Cheapest just isn't a very useful metric. Can I suggest a Pareto-curve type representation? Cost / request vs ELO would be useful and you have all the data.

skysniper 2 minutes ago

TBH that was my initial thought too, but I found some problem using this approach:

Essentially I'm using the relative rank in each battle to fit a latent strength for each model, and then use a nonlinear function to map the latent strength to Elo just for human readability. The map function is actually arbitrary as long as it's a monotonically increasing function so it preserves the rank. The only reliable result (that is invariant to the choice of the function) is the relative rank of models.

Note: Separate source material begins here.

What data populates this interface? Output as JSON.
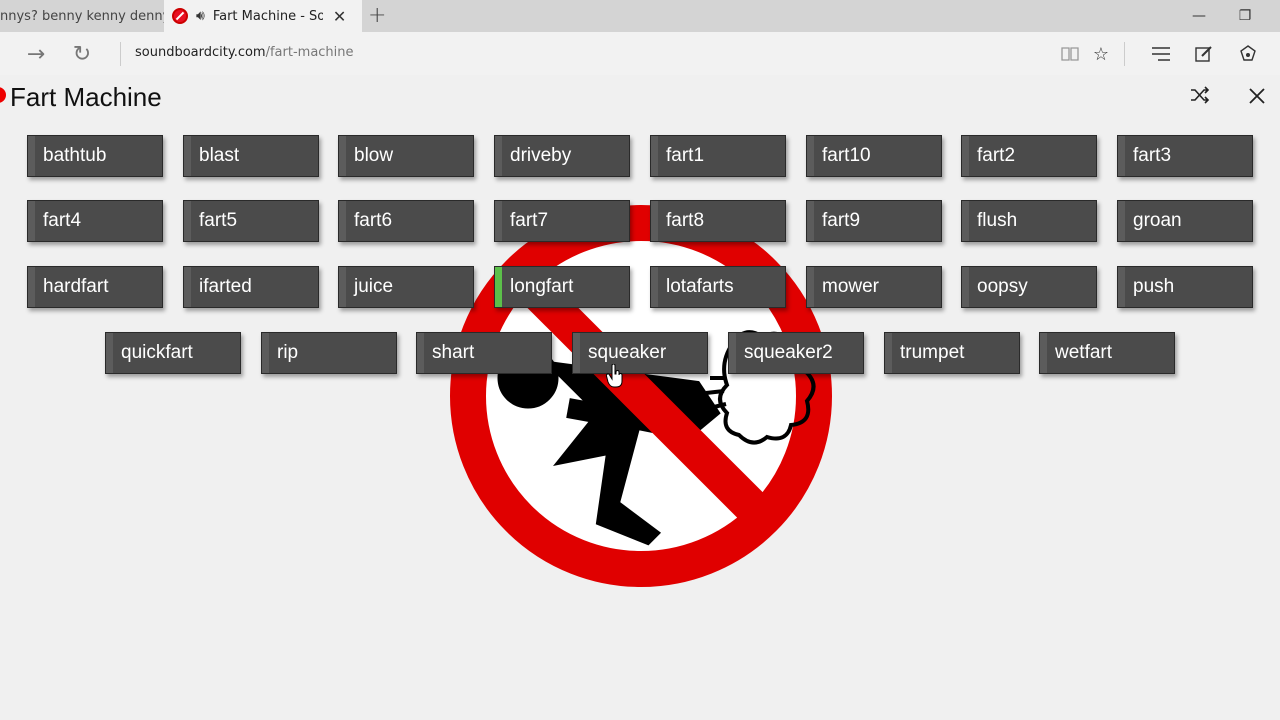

That being said, if I use score/cost as metrics, the rank completely depends on the function I choose, like I can choose a more super-linear function to make high performance model rank higher in score/cost board, or use a more sub-linear function to make low performance model rank higher.

That's why I eventually tried another (the current) approach: let judge give relative rank of models just by looking at cost-effectiveness (consider both performance and cost), and compute the cost-effectiveness leaderboard directly, so the score mapping function does not affect the leaderboard at all.

johndough 2 hours ago

Could you add a column for time or number of tokens? Some models take forever because of their excessive reasoning chains.

skysniper an hour ago

both are shown in battle detail page already. Time is shown in Scores table. Number of tokens are shown in Cost details at the bottom of the Scores. (I thought most people just want to see cost in USD so I put token details at the bottom)

hadlock 3 minutes ago

refulgentis 3 hours ago

Please don’t use AI to write comments, it cuts against HN guidelines.

skysniper 3 hours ago

sorry didn't know that. Here is my hand writing tldr:

gemini is very unreliable at using skills, often just read skills and decide to do nothing.

stepfun leads cost-effectiveness leaderboard.

ranking really depends on tasks, better try your own task.

refulgentis 3 hours ago

citizenpaul an hour ago

>Other surprises: GLM-5 Turbo, Xiaomi MiMo v2 Pro, and MiniMax M2.7 all outrank Gemini 3.1 Pro on performance

This has also been my subjective experience But has also been objective in terms of cost.